Pas seulement, monsieur le président de la commission des lois.
Jacqueline Gourault, brillante sénatrice devenue brillante ministre, avait au Sénat comme au Gouvernement un brillant collègue, Jacques Mézard, qui est devenu un brillant membre du Conseil constitutionnel. Dans l’histoire, récente ou plus lointaine, plusieurs sénateurs sont d’ailleurs devenus des juges constitutionnels.
En tout cas, le Gouvernement a un devoir – vous avez vous-même été membre d’un gouvernement, monsieur Sueur – : s’assurer, grâce aux informations disponibles en provenance du secrétariat général du Gouvernement, de la direction générale des collectivités territoriales, du Conseil d’État ou d’autres services ou organismes compétents, que le texte que nous allons voter, quelles que soient nos convergences et divergences, est le plus sécurisé possible d’un point de vue constitutionnel. Nous devons aux élus locaux une loi – j’espère qu’elle pourra entrer en vigueur le 1er janvier prochain – qui ne souffre pas d’insécurité juridique, en particulier d’un point de vue constitutionnel.

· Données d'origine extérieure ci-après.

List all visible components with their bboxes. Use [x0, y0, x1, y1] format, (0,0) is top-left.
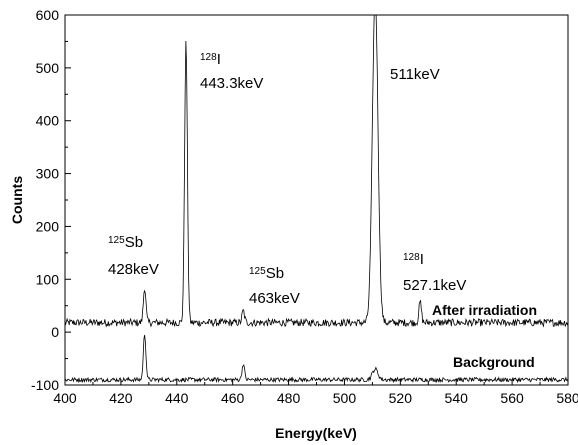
y-axis-ticks: -100 0 100 200 300 400 500 600 — [31, 7, 71, 393]
y-axis-title: Counts — [9, 176, 25, 224]
series-group — [65, 15, 568, 384]
x-tick-label: 400 — [53, 390, 77, 406]
x-tick-label: 480 — [277, 390, 301, 406]
y-tick-label: 300 — [36, 166, 60, 182]
annotation-sb125-463: 125Sb — [249, 265, 284, 282]
series-label-background: Background — [453, 354, 535, 370]
x-tick-label: 500 — [333, 390, 357, 406]
x-tick-label: 560 — [500, 390, 524, 406]
y-tick-label: 200 — [36, 218, 60, 234]
annotation-i128-443-energy: 443.3keV — [200, 75, 263, 92]
annotation-i128-527: 128I — [403, 251, 424, 268]
series-label-after-irradiation: After irradiation — [432, 302, 537, 318]
series-line-1 — [65, 334, 568, 384]
x-axis-title: Energy(keV) — [275, 425, 357, 441]
y-tick-label: -100 — [31, 377, 59, 393]
y-tick-label: 400 — [36, 113, 60, 129]
annotation-511-energy: 511keV — [390, 66, 440, 83]
x-tick-label: 520 — [389, 390, 413, 406]
annotation-sb125-463-energy: 463keV — [249, 290, 300, 307]
x-tick-label: 460 — [221, 390, 245, 406]
x-tick-label: 580 — [556, 390, 578, 406]
y-tick-label: 500 — [36, 60, 60, 76]
x-tick-label: 420 — [109, 390, 133, 406]
y-tick-label: 0 — [51, 324, 59, 340]
series-line-0 — [65, 15, 568, 328]
x-tick-label: 440 — [165, 390, 189, 406]
annotation-i128-527-energy: 527.1keV — [403, 277, 466, 294]
x-axis-ticks: 400 420 440 460 480 500 520 540 560 580 — [53, 379, 578, 406]
plot-frame — [64, 14, 569, 386]
y-tick-label: 600 — [36, 7, 60, 23]
annotation-i128-443: 128I — [200, 51, 221, 68]
annotation-sb125-428: 125Sb — [108, 234, 143, 251]
x-tick-label: 540 — [445, 390, 469, 406]
y-tick-label: 100 — [36, 271, 60, 287]
annotation-sb125-428-energy: 428keV — [108, 261, 159, 278]
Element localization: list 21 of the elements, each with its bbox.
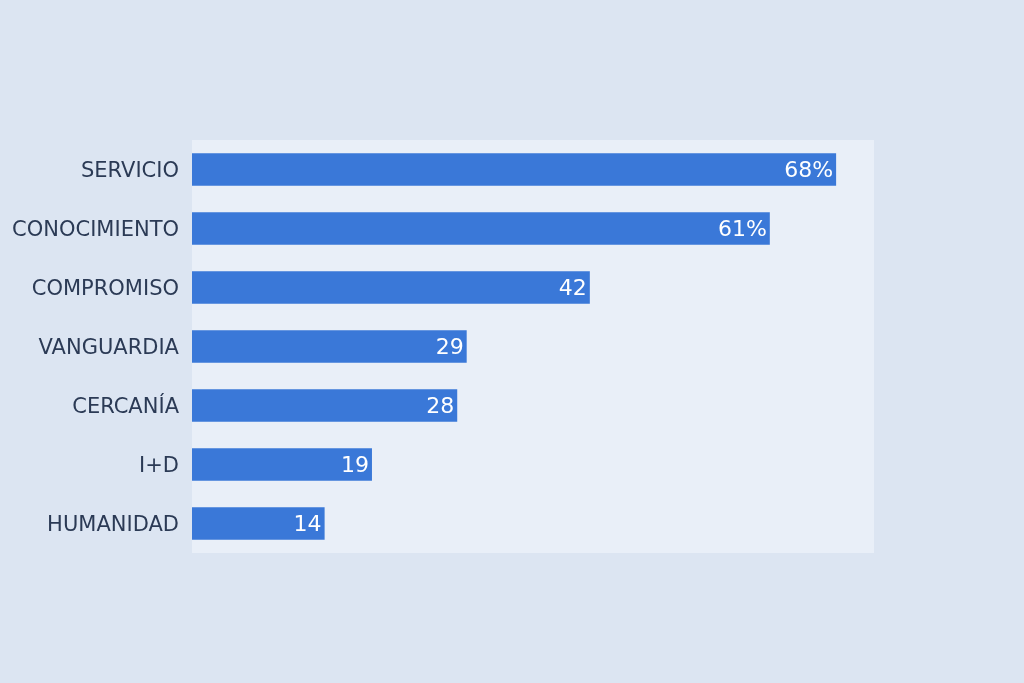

Or les attendus de la décision du Conseil constitutionnel Commune de Salbris peuvent nous conduire à penser que la proposition formulée ici est inconstitutionnelle. Tous les sénateurs connaissent parfaitement cette décision, qui n’a pas été rendue par le Gouvernement – ce n’est fort heureusement pas son rôle. C’est pourquoi il me semble que la commission a adopté cette disposition comme une forme d’appel. Je le répète, elle ne me pose pas de problème d’opportunité, et je serais très heureux de passer quelques heures à travailler dessus, mais elle ne nous paraît tout simplement pas conforme à la Constitution.
Le président de la commission des lois lui-même, qui fut conseiller d’État, a émis, je crois, en commission – j’ai un peu regardé les débats – quelques questionnements sur le sujet, mais je ne veux pas parler à sa place. Ce que je sais, en revanche, c’est que vous avez déposé récemment, monsieur Bas, une proposition de loi constitutionnelle. J’imagine qu’elle a pour vocation de nourrir le débat que le Gouvernement entretient avec la Haute Assemblée sur la future réforme non seulement de la décentralisation, mais également de la Constitution, que je souhaite. Si vous-même avez mis ces dispositions dans une proposition de loi non pas simple ni organique, mais constitutionnelle, j’imagine que vous deviniez qu’elles pouvaient être de nature constitutionnelle.
Pardon de cette longue démonstration, qui n’a pas pour objectif d’éviter le débat, auquel je suis favorable. Si je me suis attardé hier soir sur cette affaire de scrutin de liste, c’est que cela fait vraiment partie de mes convictions profondes en tant qu’élu local. Cependant, je pense qu’il faut supprimer cet article pour des raisons non pas politiques, mais éminemment juridiques. À défaut, ce texte de loi sera fragilisé. Malheureusement, à mon avis, nous devrons passer par une révision constitutionnelle pour traiter durablement cette question.